Ma réaction était beaucoup plus exacerbée qu'elle n'aurait dû l'être. Décidément l'alcool n'avait pas décidé d'être mon allié ce soir. Je sentais le rouge me monter aux joues et les larmes aux yeux. J'étais à deux doigts d'exploser, heureusement il n'y avait pas beaucoup de vas et viens entre les toilettes et la salle principale. Seules deux personnes étaient passées et nous avaient dévisagé. J'essayais de reprendre ma respiration et de me calmer. Liam revint vers moi et écarta une mèche de mon visage. Il prit à nouveau mon menton dans sa main et plongea son regard dans le mien :

« - Norah. Je suis revenu pour toi. Mon amour propre en a pris un coup lorsqu'il y a six mois, j'ai vu un port vide. Vide de toi. Je ne voulais pas y croire. Après ce qu'on venait de vivre, ça me semblait évident que tu serais là. Je n'ai pas douté une seconde. Et pourtant. Tu n'es pas venue. J'ai ravalé ma fierté, et je suis parti malgré tout. Je pensais que c'était ça que je voulais, j'étais heureux, en tout cas je m'en étais persuadé. Jusqu'à ce que je réalise que je tenais beaucoup plus à toi que ce que je voulais bien admettre. Je suis revenu et me voilà. »
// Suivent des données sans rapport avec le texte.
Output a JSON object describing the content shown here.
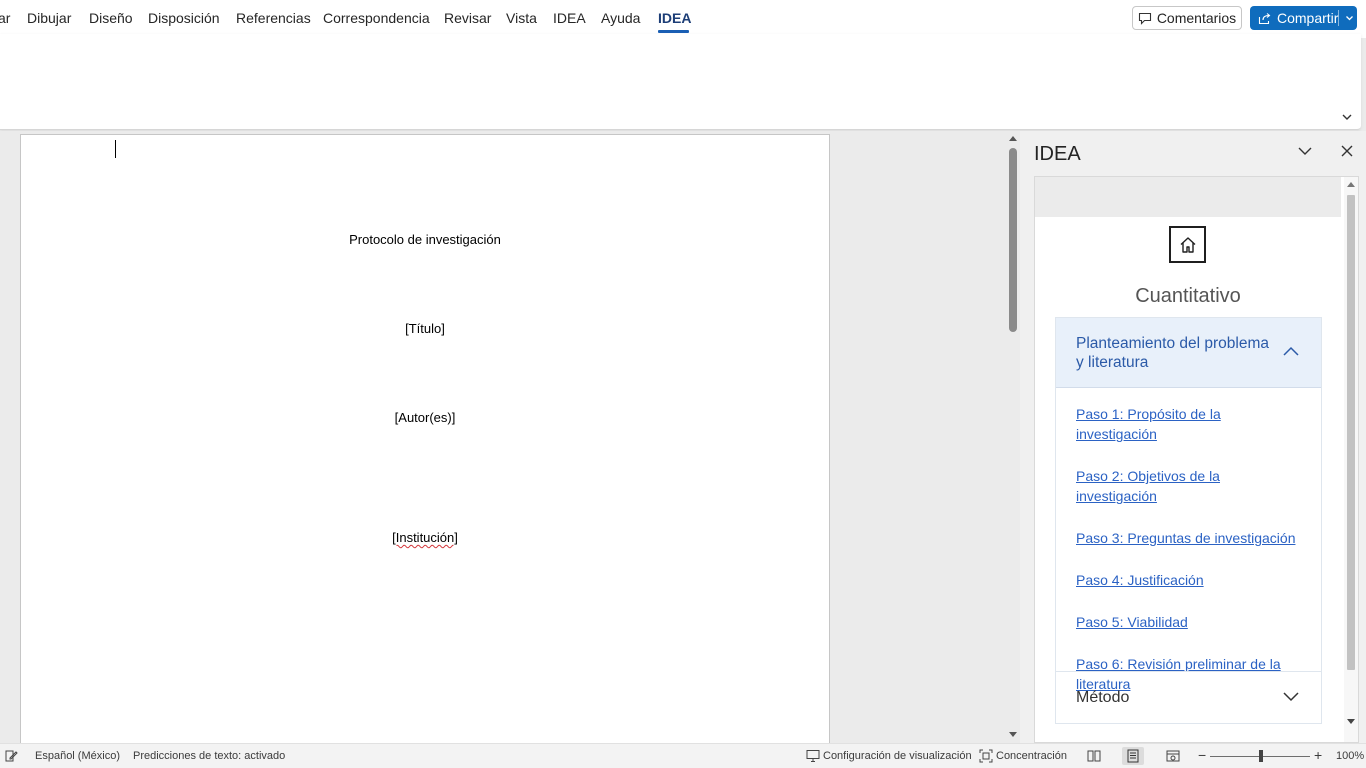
{
  "menubar": {
    "tabs": [
      "ar",
      "Dibujar",
      "Diseño",
      "Disposición",
      "Referencias",
      "Correspondencia",
      "Revisar",
      "Vista",
      "IDEA",
      "Ayuda",
      "IDEA"
    ],
    "active_tab": "IDEA",
    "comments_label": "Comentarios",
    "share_label": "Compartir"
  },
  "document": {
    "lines": [
      "Protocolo de investigación",
      "[Título]",
      "[Autor(es)]",
      "[Institución]"
    ]
  },
  "pane": {
    "title": "IDEA",
    "section_title": "Cuantitativo",
    "accordion_title": "Planteamiento del problema y literatura",
    "steps": [
      "Paso 1: Propósito de la investigación",
      "Paso 2: Objetivos de la investigación",
      "Paso 3: Preguntas de investigación",
      "Paso 4: Justificación",
      "Paso 5: Viabilidad",
      "Paso 6: Revisión preliminar de la literatura"
    ],
    "next_section": "Método"
  },
  "statusbar": {
    "language": "Español (México)",
    "predictions": "Predicciones de texto: activado",
    "display_settings": "Configuración de visualización",
    "focus": "Concentración",
    "zoom": "100%"
  },
  "colors": {
    "accent": "#0f6cbd",
    "link": "#2b62c4",
    "accordion_bg": "#e8f0fa"
  }
}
Il se pencha vers moi, entrouvrant ses lèvres pour m'embrasser, mais je tournais la tête en assenant :

« - T'es un grand malade Liam. ».

Je le repoussais d'une main sur son épaule et tournais les talons. Sans un regard pour lui et les yeux embués de larmes je traversais la salle sous le regard interrogateur du vieux Kelly. Je lui fis signe de me laisser et sortais du bar. Il était tard, il pleuvait à seaux et les ruelles du vieux Londres étaient désertes. Je tournais sur ma droite, me mis accroupie en hurlant et laissa les larmes sur mes joues ruisseler et se mélanger à la pluie.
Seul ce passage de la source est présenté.